If I had been real, I would doubtless have been more nervous than I was, but this was Psychological Thriller, and secure hospitals for the criminally insane were pretty much a dime a dozen, and rarely secure. I found myself in a small and very overgrown graveyard, the lichen-encrusted stones leaning with a frightening level of apparent randomness. I moved through the graveyard towards a mausoleum built of brick and stone but in an advanced state of decay. If I had crash-landed here in the taxi, this is where I would have sought shelter.
The double doors were bronze, heavy and streaked green with age. There was a hole about three feet wide in the middle, so both doors looked as though they had a semicircle cut from each. My foot knocked against something. It was Thursday’s well-worn pistol, her name engraved on the barrel—the hole in the locked doors had been blasted out for access. I was getting close. I carefully climbed through the hole and pushed my rain-soaked hair from my face. It was light enough to see, and below the broken skylight was a table that had once held flowers but was now a collection of dirty vases. There were a few personal items scattered about—a picture of Landen and the kids, a five-pound note, an Acme Carpets ID.
“It’s difficult to know sometimes who you are, isn’t it?”

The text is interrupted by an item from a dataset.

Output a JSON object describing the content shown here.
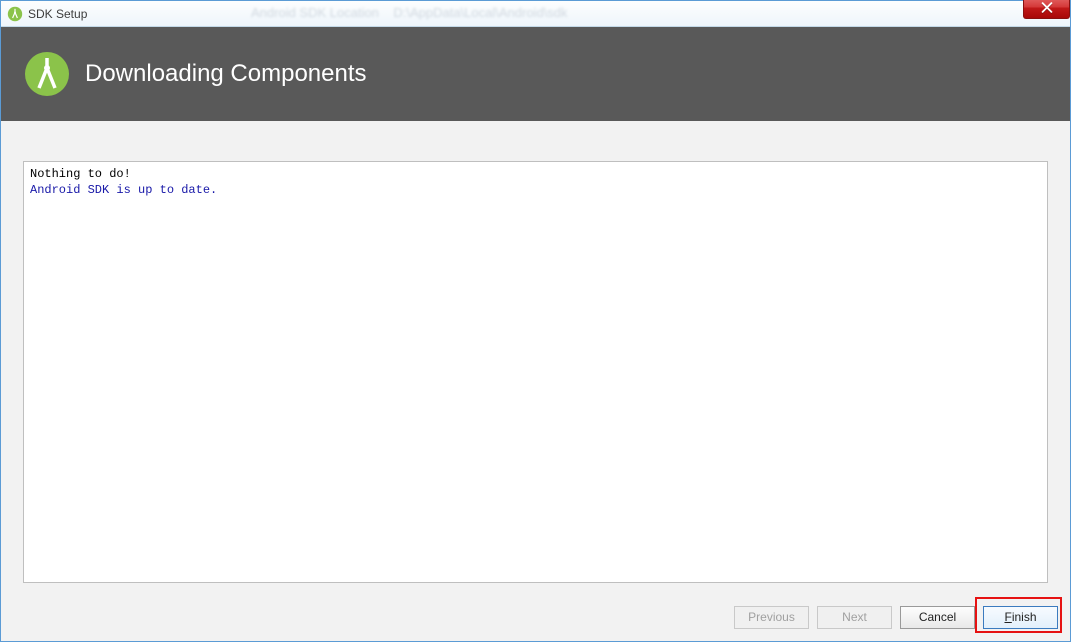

I turned to see the small figure of a girl aged no more than eight standing in a shaft of light that seemed to descend vertically from the roof.
“Hello, Jenny,” I said.
“Did anyone figure you out?” she asked. “Hiding in plain sight as the written version of you. How did the written Thursday feel about taking a backseat for a while? And where is she, by the way?”
“I’m really Thursday?” I asked.
“Oh, yes,” replied Jenny with a chuckle. “Doesn’t it all seem so obvious now?”
Two days ago I might have believed her.
“No,” I replied. “You see, I spoke to Landen, and he told me I vanished from the RealWorld as a good bookperson might do, so don’t give me any of your Psychological Thriller bullshit.”
“O-o-o-kay,” said Jenny, thinking quickly, “how about this: You’re actually just witnessing—”
“Don’t even think to try Owlcreeking me. And while we’re at it, you’re not Jenny.”
“Is she giving you any trouble?” said another voice I recognized.
“A little,” said Jenny, and Sprockett—or a reasonable facsimile of him—appeared from out of the shadows. I sighed. My mother would be appearing next, and then probably myself. It was all becoming a little tedious.
“Did you try her on the You really are Thursday twist ending?” asked Sprockett.
“She didn’t buy it. I tried the It’s all in your last moment before dying gambit, too.”
Ersatz Sprockett thought for a moment. “What about the You’re actually a patient in a mental hospital and we’ve been enacting all this to try to find out if you killed Thursday? That usually works.”